Por su parte, los romanos, después de este desastre, desesperaron de poder conservar su supremacía sobre los pueblos de Italia y se vieron sumidos en la mayor alarma. Creían que sus propias vidas y la existencia de su ciudad estaban en peligro y esperaban a cada momento que Aníbal apareciera ante sus puertas.
Caída de Lucio Postumio en la Galia. Véase supra, cap. 106.
Pues, como si la Fortuna se hubiera aliado con las desgracias que ya les habían acontecido para colmar la medida de su ruina, sucedió que, pocos días después, mientras la ciudad continuaba presa del pánico, el pretor que había sido enviado a la Galia cayó inesperadamente en una emboscada y murió, y su ejército fue completamente aniquilado por los celtas.
A pesar de todo, el Senado no dejó ningún medio sin intentar para salvar al Estado. Exhortó al pueblo a realizar nuevos esfuerzos, reforzó la ciudad con tropas de guardia y deliberó sobre la crisis con un espíritu firme y valeroso.

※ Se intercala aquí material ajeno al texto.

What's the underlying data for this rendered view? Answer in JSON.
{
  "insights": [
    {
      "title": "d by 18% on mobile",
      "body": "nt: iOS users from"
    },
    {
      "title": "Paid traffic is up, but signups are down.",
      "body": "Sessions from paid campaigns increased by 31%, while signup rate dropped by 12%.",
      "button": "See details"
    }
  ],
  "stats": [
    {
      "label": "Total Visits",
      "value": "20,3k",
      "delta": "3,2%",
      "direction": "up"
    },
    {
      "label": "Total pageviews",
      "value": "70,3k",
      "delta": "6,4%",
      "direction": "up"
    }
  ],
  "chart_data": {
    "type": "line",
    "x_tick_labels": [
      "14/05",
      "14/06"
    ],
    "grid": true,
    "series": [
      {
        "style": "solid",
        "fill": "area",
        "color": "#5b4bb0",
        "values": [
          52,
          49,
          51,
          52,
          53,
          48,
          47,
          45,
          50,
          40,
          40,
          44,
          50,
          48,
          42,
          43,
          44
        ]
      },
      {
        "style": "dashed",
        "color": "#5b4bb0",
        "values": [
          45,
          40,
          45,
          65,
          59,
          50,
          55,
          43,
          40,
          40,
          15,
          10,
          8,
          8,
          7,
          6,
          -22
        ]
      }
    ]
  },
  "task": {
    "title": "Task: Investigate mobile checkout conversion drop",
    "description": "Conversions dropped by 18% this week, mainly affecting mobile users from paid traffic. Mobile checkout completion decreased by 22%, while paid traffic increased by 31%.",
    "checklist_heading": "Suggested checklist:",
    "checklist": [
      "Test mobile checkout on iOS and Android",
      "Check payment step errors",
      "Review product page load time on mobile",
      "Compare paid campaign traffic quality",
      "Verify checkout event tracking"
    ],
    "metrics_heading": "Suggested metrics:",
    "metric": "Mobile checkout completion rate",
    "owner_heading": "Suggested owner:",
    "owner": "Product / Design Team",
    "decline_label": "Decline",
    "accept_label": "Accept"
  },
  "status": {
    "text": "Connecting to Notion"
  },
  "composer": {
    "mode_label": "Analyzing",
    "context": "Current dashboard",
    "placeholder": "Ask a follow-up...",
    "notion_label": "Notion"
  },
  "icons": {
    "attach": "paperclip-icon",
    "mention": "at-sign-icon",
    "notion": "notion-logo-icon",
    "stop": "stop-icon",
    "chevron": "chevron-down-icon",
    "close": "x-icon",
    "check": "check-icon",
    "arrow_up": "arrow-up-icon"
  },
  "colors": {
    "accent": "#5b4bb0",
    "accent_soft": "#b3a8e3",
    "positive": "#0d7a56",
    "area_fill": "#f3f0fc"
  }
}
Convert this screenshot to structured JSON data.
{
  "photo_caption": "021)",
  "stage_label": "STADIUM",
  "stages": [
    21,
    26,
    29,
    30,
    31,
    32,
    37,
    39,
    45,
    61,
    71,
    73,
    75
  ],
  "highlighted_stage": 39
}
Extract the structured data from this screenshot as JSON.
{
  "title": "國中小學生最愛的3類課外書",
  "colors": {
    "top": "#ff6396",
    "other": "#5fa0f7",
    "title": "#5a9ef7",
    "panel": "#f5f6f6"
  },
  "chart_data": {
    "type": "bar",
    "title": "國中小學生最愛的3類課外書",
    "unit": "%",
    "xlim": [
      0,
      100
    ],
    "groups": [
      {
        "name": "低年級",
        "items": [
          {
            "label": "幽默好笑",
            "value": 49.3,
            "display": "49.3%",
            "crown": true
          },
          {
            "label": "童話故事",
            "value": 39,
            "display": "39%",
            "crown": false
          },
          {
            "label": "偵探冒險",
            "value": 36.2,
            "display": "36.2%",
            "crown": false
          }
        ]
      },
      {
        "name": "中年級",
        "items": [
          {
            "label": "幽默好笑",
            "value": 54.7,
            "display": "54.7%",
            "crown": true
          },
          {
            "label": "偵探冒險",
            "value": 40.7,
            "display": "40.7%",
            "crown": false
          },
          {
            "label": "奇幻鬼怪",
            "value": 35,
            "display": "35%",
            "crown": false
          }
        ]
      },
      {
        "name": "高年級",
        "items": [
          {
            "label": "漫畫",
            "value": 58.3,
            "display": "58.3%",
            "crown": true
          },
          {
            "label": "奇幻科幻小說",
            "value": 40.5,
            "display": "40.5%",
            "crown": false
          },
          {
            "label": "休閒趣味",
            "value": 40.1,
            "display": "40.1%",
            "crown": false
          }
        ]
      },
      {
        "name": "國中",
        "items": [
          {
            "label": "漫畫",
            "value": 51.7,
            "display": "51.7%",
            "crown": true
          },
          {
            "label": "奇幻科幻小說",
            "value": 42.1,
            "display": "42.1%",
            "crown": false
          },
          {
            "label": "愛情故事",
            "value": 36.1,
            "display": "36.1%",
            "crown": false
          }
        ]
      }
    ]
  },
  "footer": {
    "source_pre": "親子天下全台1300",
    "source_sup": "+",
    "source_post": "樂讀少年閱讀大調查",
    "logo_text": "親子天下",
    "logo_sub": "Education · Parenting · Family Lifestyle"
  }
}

Los acontecimientos posteriores demostraron la eficacia de esta actitud. Pues, aunque en aquella ocasión los romanos habían sido indiscutiblemente derrotados en el campo de batalla y habían perdido su reputación de potencia militar, gracias a la extraordinaria excelencia de su constitución política y a la prudencia de sus decisiones, no solo recuperaron su supremacía sobre Italia, al acabar conquistando a los cartagineses, sino que, poco tiempo después, llegaron a convertirse en dueños del mundo entero.
Por tanto, pondré fin a este libro en este punto, habiendo relatado ya los acontecimientos ocurridos en Iberia e Italia correspondientes a la 140.ª Olimpiada.
216 a. C.
Cuando haya llegado al mismo período en mi historia de Grecia durante esta Olimpiada, cumpliré entonces mi promesa de dedicar un libro a una exposición detallada de la propia constitución romana. Considero que su descripción no solo será pertinente para el tema de mi historia, sino que también resultará de gran utilidad para los estadistas y hombres de gobierno, así como para los estudiosos, ya sea a la hora de reformar otras constituciones o de establecerlas desde cero.